Hace unos días, mientras viajabamos en un tren de Berlín, la nostalgia nos tomó por asalto. Yo llevaba días tratando de terminar un perfil que David Remnick, el editor de The New Yorker, había escrito sobre Leonard Cohen pero seguía regresando a una parte del texto que me destrozaba el corazón. Era un cruce de mails entre Cohen y Marianne Ihlen, la noruega que, en palabras de Remnick, “se convirtió para sus fans en aquella antigua figura: la musa”. Un amigo de Ihlen le había dicho a Cohen que Marianne (presente en Bird on the Wire, Hey, That’s No Way to Say Goodbye y So Long, Marianne) estaba enferma de cáncer. Cohen le escribió un email, de inmediato:

Well Marianne, it’s come to this time when we are really so old and our bodies are falling apart and I think I will follow you very soon. Know that I am so close behind you that if you stretch out your hand, I think you can reach mine. And you know that I’ve always loved you for your beauty and your wisdom, but I don’t need to say anything more about that because you know all about that. But now, I just want to wish you a very good journey. Goodbye old friend. Endless love, see you down the road.

No sé si Cohen era una paradoja o, simplemente, estaba completo. Tal vez lo único completo en el mundo son las paradojas. Sus palabras, que parecen frágiles, contrastaban con su voz grave. Su canción más conocida, Hallelujah, mezcla sexo y religión. Alan Light en su libro The Holy or the Broken habla de esa fusión. “Salvó la palabra hallelujah de ser solo religiosa”, dijo el reverendo Nick Baines, obispo de Croydon, en el documental radial de la la BBC. En el segundo párrafo de la canción, Cohen canta: “ Well your faith was strong but you needed proof/  You saw her bathing on the roof/ Her beauty and the moonlight overthrew ya/ She tied you to her kitchen chair/ And she broke your throne and she cut your hair/ And from your lips she drew the Hallelujah”. Cohen, paradójico, nació judío pero lo buscó todo: “Cualquier cosa, catolicismo, budismo, LSD, me apunto a cualquier cosa que funcione”. En los 60s estudió cienciología, y —según Remnick— en los últimos años de su vida pasó muchas mañanas de Sabbath y noches de lunes en Ohr HaTorah, una sinagoga de Los Ángeles, hablando de los textos de la Kábala con el rabino. “Hasta he bailado y cantado con los Hare Krishna —sin túnica, no me les uní, pero estaba tratando todo”, le dijo a Remnick. En los 90s se consagró monje zen y se recluyó en un monasterio donde lo llamaron Jikan (el silencioso). Cohen sabía que también había palabras —quizá las mejores— en el silencio.

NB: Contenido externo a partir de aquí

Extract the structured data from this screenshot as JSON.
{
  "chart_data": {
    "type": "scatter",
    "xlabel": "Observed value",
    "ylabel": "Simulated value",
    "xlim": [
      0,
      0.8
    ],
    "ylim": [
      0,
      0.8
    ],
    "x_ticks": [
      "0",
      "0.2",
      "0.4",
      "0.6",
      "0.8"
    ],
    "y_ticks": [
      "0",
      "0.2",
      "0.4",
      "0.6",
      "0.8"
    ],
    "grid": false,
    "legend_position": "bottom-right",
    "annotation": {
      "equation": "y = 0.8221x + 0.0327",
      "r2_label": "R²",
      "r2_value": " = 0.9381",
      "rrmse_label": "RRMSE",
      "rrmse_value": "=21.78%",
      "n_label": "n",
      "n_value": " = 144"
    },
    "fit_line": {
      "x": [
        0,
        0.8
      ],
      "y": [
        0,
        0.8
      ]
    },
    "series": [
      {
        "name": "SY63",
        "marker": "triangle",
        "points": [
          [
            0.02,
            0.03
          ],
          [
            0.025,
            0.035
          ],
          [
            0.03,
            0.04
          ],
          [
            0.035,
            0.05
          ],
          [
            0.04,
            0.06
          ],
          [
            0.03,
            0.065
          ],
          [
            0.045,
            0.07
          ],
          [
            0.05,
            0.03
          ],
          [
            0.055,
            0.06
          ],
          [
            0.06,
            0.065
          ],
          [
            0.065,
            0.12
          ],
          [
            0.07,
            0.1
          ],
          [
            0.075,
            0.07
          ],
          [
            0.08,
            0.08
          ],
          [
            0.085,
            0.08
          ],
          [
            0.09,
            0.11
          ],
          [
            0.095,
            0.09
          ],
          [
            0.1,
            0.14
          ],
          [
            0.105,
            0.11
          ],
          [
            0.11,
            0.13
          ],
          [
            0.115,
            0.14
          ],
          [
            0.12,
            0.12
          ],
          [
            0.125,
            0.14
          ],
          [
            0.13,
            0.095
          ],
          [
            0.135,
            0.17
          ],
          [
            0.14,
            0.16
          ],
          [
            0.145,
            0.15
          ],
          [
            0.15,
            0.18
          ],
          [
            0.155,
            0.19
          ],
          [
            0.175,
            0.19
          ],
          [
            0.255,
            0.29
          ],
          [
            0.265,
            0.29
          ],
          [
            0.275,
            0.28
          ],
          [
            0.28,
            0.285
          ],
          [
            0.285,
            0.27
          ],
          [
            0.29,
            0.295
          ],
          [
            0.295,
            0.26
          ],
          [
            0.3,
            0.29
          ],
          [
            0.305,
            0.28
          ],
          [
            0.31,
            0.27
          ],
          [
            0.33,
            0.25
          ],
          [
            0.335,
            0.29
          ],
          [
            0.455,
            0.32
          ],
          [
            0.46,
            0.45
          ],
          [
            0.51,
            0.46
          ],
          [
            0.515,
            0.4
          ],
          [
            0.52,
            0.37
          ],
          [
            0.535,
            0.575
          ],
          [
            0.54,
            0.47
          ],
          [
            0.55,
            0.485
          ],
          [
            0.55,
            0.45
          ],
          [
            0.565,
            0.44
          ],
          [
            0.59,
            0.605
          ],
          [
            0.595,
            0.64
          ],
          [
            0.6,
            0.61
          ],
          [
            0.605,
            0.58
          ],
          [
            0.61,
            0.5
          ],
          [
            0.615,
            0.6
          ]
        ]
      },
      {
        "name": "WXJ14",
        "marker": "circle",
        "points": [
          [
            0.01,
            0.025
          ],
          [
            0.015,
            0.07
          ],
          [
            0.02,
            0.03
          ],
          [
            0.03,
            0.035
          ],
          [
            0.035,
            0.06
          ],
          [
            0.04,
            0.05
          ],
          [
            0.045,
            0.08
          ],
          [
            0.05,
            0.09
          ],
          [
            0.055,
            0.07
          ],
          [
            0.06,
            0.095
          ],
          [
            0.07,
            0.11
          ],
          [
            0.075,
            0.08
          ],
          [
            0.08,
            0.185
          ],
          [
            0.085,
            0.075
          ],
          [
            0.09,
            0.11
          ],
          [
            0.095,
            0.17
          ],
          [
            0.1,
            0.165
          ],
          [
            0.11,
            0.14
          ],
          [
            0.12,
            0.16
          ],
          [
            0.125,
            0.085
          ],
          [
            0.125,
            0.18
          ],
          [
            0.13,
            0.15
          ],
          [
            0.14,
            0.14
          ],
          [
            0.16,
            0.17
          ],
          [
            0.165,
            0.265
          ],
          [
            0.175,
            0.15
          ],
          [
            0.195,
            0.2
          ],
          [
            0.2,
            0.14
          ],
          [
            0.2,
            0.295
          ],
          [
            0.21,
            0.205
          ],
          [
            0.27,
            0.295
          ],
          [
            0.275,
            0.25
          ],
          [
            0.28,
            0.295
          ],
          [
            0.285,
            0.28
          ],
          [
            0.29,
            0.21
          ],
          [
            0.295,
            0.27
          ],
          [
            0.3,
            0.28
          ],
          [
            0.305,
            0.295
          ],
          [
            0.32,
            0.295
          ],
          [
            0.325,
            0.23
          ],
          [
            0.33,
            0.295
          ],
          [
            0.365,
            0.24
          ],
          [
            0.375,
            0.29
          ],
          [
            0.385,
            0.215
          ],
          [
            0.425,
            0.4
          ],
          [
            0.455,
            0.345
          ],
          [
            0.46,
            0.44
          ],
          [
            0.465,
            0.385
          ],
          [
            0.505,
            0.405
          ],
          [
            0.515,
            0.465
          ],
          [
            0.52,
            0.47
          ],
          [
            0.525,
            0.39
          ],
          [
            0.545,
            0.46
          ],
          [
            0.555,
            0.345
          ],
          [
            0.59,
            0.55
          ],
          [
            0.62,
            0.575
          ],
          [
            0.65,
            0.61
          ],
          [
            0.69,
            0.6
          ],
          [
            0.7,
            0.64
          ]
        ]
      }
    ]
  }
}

El mundo estridente en el que vivimos, que tiene un ruido para todo (al que llama opinión), ha olvidado toda la música y toda la poesía que habita en el silencio. Por eso le tememos, por eso no nos callamos. Pero Cohen no. Sabía que hay cosas que ya no precisan ser dichas para existir, para ser ciertas (but I don’t need to say anything more about that because you know all about that). Dos días después de que Cohen le escribiera a Marianne Ihlen, le contestaron de Noruega con la noticia de otro silencio (perpetuo, profundo):

Dear Leonard

Marianne slept slowly out of this life yesterday evening. Totally at ease, surrounded by close friends.

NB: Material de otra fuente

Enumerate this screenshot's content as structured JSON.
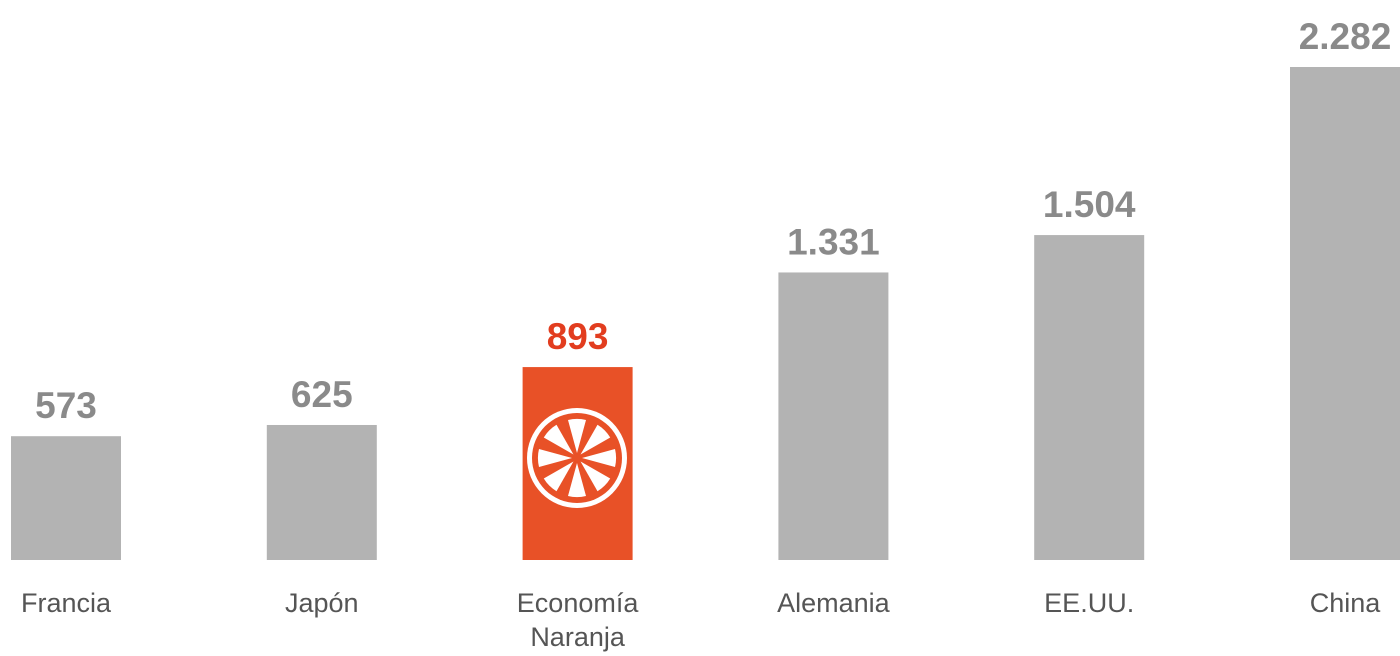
{
  "chart_data": {
    "type": "bar",
    "categories": [
      "Francia",
      "Japón",
      "Economía Naranja",
      "Alemania",
      "EE.UU.",
      "China"
    ],
    "values": [
      573,
      625,
      893,
      1331,
      1504,
      2282
    ],
    "value_labels": [
      "573",
      "625",
      "893",
      "1.331",
      "1.504",
      "2.282"
    ],
    "colors": [
      "#b3b3b3",
      "#b3b3b3",
      "#e85127",
      "#b3b3b3",
      "#b3b3b3",
      "#b3b3b3"
    ],
    "value_label_colors": [
      "#8a8a8a",
      "#8a8a8a",
      "#e23d1f",
      "#8a8a8a",
      "#8a8a8a",
      "#8a8a8a"
    ]
  }
}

Your letter came when she still could talk and laugh in full consciousness. When we read it aloud, she smiled as only Marianne can. She lifted her hand, when you said you were right behind, close enough to reach her.

It gave her deep peace of mind that you knew her condition. And your blessing for the journey gave her extra strength. . . . In her last hour I held her hand and hummed “Bird on the Wire,” while she was breathing so lightly. And when we left the room, after her soul had flown out of the window for new adventures, we kissed her head and whispered your everlasting words.

So long, Marianne . . .

Con esa línea de puntos suspensivos nos topamos en Berlín, una ciudad donde la nostalgia no se esconde: camina erguida, sin pudor en lo que queda del muro, en el memorial de los judíos muertos, en los interminables senderos del gran parque del Tiergarten. Pero no pensamos que la encontraríamos en el aislamiento aparente del transporte público sentada cara a cara con nosotros, traída de la mano de Leonard Cohen y sus palabras frágiles, lanzándonos toda la belleza y toda la poesía de la correspondencia de los amantes, la cercanía de la muerte y la serenidad sin estridencias de Cohen y su amor irreversible, irremediable e imposible por Marianne Ihlen. Entonces, hicimos lo único decente que podíamos hacer: llorar.

Hoy, a breves semanas de esa tarde de otoño, Leonard Cohen ha alcanzado la mano de Marianne Ihlen. Y al mundo solo le queda una cosa decente por hacer.